Allen zeigt im Film so ziemlich alle Sehenswürdigkeiten von der Skyline Manhattans über den Central Park bis hin zum Guggenheim Museum usw.. Er konstruiert so eine "Fiktion der Millionenmetropole, deren romantischer wie kultureller Erlebniswert von der Musik George Gershwins noch betont [wird]".[17] Das die Existenz der stilisierten Schöpfung Bedrohende wird ausgeblendet, bedrückende Realität verleugnet.

Eine Rezensentin schrieb zur Deutschlandpremiere, daß im Film "Manhattan" der Stadtteil Harlem, in dem ein Viertel der Bevölkerung von Beruf Fürsorge-Empfänger sei, unsichtbar sei. Die überall frech und unbehindert ihre Waren anpreisenden Zuhälter und Rauschgifthändler seien auch vom Erdboden ver­schwunden. Manhattans zerfallene Brücken, die endlosen Schlaglöcher und die gefährlichen U-Bahnen gehörten ebenfalls nicht in Allens "Manhattan". Es gebe keine Schwarzen und keine Puertoricaner und das sei interessant, wenn man be­denke, daß 60% der Bevölkerung unter Vierzehn schwarz und puertoricanisch sei.[18]

Schon in "Der Stadtneurotiker" wird "die in vielen Stadtteilen von New York herrschende Armut und Gewalt [...] ebensowenig sichtbar"[19]. Die problemati­schen Teile von New York kommen im Film nicht vor, weil weder der Autor Allen, noch seine Figuren sie "benutzen". Sie haben für sie keine Bedeutung und tauchen im täglichen Leben praktisch nicht auf. Sie passen nicht in das ideali­sierte Bild der Stadt.
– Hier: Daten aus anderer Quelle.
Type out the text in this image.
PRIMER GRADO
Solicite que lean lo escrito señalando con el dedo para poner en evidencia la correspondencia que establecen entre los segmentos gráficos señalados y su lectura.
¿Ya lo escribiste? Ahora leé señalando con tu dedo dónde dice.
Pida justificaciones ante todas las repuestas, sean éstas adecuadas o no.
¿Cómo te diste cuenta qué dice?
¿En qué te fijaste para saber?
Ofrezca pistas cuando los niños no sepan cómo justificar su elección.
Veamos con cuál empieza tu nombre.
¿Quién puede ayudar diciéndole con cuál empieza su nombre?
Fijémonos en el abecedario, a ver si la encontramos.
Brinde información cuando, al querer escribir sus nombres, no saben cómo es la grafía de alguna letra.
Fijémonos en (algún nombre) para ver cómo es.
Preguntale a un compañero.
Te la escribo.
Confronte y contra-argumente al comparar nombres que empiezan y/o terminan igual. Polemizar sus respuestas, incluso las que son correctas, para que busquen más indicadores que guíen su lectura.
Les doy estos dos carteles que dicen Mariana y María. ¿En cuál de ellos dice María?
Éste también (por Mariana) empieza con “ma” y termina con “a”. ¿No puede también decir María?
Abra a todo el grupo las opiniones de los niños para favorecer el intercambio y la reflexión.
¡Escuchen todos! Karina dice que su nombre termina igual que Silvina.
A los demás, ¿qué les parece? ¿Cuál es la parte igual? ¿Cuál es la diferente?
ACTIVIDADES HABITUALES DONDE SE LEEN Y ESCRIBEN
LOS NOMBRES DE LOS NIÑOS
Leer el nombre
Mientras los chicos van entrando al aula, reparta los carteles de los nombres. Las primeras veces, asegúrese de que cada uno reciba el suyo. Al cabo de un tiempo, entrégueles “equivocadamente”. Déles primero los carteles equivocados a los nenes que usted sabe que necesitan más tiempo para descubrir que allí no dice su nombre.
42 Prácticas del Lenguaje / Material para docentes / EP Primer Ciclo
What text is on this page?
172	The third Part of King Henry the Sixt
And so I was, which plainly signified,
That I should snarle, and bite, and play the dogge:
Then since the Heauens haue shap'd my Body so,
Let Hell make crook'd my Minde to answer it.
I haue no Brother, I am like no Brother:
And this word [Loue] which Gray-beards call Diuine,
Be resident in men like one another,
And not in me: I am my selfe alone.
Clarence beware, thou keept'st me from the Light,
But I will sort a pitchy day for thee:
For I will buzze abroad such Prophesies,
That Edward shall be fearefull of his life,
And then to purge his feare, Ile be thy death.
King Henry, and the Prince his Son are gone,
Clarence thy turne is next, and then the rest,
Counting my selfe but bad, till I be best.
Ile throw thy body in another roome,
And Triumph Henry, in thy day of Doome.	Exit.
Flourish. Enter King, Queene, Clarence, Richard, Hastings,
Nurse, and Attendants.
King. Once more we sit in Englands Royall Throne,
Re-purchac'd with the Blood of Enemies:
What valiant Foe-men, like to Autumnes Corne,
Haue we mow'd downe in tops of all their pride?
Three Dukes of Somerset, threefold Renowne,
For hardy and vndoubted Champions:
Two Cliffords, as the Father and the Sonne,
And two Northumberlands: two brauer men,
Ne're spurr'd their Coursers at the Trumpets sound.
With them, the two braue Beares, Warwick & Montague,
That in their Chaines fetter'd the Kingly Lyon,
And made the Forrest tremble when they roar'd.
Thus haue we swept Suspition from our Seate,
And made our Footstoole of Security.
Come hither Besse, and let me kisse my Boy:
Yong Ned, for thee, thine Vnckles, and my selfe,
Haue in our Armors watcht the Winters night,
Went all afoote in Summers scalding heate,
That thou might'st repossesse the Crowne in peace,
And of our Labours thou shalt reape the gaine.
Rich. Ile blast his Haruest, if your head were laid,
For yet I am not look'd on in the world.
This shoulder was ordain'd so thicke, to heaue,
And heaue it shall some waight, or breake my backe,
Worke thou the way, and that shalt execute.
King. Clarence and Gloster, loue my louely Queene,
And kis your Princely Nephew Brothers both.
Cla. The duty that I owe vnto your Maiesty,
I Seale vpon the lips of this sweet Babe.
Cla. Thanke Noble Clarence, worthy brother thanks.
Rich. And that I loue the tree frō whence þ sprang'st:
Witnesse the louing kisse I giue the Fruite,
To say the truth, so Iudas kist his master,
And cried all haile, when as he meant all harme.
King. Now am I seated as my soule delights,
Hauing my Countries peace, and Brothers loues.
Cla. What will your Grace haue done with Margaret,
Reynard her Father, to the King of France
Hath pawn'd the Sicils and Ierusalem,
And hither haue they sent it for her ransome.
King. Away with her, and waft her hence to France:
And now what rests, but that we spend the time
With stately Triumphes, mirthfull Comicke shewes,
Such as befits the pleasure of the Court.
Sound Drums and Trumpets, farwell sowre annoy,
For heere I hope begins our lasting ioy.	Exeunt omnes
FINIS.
Denn Woody Allen und seine Charaktere verbringen ihre Zeit meistens nicht weit von ihrem Haus, in der unmittelbaren Nachbarschaft zur 5th Avenue, wo alle Läden sind, die sie brauchen.[20]

Betrachtet man daraufhin die "Locations" der einzelnen Woody Allen Filme, kann man deutlich sehen aus welchen Teilen sich Allens New York konstruiert oder vielmehr wie er es seziert und in die ihm angenehme Form bringt[21]: Central Park, Broadway, Times Square, Greenwich Village, 5th Avenue, Park Avenue, Russian Tea Room, Brooklyn Bridge, Radio City Music Hall, diverse Kinos, wie das Thalia und das Beekman Theatre oder Metro Cinema, Restaurants, wie das Elaine´s, diverse Museen, wie das Museum of Modern Art, dessen Sculpture Gallery, das Metropolitan Museum of Art und das Withney Museum, die Columbia University und so weiter und so weiter - ein New York wie aus dem Touristen-Kulturführer.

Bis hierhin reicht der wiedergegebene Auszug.